Check the BIOS to see if there's a,"Wake-up on PCI event" option?
There is one, in the APM configuration section of the BIOS.
Power On By PCI Devices [Enabled]
It says +5VSB from the power supply must be able to provide 1A of
current while the computer is sleeping, which presumably is including
the 720ma Asus usually mentions in a manual for waking from a PCI LAN
card.
Since the motherboard is "PCI 2.2" compatible, that means that the
motherboard expects a waking signal called PME on the edge of the
card. For a PCI 2.1 or earlier card, the waking function was sometimes
provided by a separate cable running from a socket on the PCI card
to a socket on the motherboard. In the PCI 2.2 spec, this function
is moved to the PCI connector instead. The unfortunate part is,
Asus motherboards aren't backward compatible (supporting both methods),
so a motherboard either supports one method or the other. The problem
might be that you need a PCI 2.2 compatible modem card ?

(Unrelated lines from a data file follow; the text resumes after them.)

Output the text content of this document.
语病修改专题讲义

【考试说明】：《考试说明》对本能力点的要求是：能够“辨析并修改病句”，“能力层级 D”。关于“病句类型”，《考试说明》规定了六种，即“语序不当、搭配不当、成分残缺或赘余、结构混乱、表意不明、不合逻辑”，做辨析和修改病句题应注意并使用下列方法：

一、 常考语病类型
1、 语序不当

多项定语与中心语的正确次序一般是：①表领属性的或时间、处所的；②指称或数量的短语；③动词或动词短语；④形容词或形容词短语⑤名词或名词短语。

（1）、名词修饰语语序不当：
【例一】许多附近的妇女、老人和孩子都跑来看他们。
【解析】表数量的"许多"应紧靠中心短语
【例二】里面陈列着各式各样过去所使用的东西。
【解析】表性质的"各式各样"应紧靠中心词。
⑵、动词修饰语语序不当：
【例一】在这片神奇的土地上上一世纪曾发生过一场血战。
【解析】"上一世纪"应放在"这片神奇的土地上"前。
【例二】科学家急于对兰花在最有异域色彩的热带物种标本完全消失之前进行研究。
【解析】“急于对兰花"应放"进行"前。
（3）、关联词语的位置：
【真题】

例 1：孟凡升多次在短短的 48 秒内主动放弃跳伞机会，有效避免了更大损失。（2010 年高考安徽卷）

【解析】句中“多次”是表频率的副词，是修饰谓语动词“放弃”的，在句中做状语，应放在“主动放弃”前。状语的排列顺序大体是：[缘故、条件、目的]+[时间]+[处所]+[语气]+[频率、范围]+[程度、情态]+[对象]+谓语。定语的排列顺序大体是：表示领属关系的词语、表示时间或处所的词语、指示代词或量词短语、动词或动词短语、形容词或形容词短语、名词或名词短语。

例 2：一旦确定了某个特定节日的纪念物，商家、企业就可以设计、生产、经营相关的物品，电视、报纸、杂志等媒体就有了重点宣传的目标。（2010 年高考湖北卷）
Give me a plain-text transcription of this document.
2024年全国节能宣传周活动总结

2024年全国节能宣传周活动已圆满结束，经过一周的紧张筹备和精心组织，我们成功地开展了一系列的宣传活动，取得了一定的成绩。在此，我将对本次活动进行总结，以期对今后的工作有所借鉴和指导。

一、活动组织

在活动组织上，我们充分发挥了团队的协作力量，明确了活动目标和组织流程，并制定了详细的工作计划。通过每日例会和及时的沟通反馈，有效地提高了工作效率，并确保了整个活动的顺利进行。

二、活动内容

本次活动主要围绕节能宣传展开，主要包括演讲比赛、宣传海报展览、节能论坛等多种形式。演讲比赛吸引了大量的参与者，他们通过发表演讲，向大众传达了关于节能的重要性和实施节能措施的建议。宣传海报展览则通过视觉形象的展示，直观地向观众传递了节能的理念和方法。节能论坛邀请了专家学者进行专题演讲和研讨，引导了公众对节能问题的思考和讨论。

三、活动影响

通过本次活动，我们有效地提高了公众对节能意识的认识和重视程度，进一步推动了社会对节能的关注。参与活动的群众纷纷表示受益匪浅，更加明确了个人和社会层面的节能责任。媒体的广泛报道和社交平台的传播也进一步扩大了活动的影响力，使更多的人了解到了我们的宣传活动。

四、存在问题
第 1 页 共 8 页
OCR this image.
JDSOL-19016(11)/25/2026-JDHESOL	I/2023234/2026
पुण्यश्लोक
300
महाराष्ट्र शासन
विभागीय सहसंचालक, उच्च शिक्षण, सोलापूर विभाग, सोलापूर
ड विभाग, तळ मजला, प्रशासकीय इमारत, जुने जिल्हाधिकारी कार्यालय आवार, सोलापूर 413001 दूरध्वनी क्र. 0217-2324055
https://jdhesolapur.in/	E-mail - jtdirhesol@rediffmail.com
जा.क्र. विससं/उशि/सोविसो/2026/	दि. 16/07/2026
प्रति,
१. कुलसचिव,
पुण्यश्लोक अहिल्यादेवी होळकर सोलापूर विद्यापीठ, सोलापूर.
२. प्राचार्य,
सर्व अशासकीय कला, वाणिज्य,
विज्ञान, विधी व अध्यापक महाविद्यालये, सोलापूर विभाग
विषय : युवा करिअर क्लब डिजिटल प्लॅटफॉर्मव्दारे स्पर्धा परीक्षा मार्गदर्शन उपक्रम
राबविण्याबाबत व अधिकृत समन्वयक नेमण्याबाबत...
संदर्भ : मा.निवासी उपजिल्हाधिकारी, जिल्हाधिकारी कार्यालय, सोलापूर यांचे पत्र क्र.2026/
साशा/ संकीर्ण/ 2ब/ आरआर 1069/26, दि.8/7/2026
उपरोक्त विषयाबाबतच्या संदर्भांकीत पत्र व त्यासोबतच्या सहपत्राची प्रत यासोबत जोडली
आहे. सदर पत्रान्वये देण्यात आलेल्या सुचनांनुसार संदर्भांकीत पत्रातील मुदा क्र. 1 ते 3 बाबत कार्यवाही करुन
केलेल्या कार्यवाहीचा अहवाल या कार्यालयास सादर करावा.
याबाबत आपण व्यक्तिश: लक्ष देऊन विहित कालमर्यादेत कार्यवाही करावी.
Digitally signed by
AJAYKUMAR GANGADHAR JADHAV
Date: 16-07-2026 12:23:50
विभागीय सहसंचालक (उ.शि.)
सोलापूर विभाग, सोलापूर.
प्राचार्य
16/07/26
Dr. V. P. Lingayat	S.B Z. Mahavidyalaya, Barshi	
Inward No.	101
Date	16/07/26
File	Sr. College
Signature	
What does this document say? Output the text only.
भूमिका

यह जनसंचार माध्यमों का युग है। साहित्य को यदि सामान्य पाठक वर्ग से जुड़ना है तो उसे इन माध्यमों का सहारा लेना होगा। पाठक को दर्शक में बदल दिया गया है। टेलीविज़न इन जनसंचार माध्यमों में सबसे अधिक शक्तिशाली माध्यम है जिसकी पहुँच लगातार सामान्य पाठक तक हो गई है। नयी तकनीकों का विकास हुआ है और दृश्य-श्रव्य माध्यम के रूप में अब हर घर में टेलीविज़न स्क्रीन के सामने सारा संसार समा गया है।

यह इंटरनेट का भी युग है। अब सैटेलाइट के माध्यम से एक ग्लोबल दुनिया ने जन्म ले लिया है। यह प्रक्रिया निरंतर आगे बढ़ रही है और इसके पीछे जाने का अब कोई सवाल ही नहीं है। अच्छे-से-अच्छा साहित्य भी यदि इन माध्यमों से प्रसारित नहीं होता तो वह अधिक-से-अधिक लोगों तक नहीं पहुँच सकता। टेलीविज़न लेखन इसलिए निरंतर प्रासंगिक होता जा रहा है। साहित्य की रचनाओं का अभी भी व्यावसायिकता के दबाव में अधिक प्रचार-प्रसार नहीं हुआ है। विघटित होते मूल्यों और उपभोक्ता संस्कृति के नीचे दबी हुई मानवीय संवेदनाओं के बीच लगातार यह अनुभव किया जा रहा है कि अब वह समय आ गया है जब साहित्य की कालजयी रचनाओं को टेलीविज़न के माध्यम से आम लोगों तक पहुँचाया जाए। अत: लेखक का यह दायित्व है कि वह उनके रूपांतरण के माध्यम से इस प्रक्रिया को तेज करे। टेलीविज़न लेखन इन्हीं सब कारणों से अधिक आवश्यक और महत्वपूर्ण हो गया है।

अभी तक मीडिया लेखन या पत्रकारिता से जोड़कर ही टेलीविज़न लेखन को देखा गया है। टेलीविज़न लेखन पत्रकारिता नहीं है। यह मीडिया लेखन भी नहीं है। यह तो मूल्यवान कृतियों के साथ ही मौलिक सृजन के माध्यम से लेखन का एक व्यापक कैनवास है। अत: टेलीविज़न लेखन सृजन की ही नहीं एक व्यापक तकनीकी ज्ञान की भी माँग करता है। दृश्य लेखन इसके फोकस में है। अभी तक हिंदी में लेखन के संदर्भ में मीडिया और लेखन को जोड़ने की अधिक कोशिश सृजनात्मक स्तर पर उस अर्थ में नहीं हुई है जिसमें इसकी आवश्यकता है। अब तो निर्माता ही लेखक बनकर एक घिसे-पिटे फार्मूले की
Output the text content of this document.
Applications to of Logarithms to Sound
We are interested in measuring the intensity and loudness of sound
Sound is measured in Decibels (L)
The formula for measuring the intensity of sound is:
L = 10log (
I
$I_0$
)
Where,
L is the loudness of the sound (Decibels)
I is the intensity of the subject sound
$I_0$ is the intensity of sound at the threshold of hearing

Since another poster is having trouble getting a machine to wake from
_external_ modem (by ring indication), I'd say there is something wrong
with the way the BIOS is written, or in the declaration function to
Windows. Since ACPI is a pretty complicated piece of software, this
might be tough to debug on your own. Maybe a copy of "dumppo.exe"
will help ? What you really need is some utility to tell you what
waking events are supported, as far as Windows is concerned. It may
be that Windows is programming the hardware to ignore PME, based on
Windows thinking that the hardware doesn't support ACPI properly.
You may want to contact Asus tech support by phone, and give them all
the info for your machine. By doing this, perhaps a BIOS update some
day will get this function set up correctly.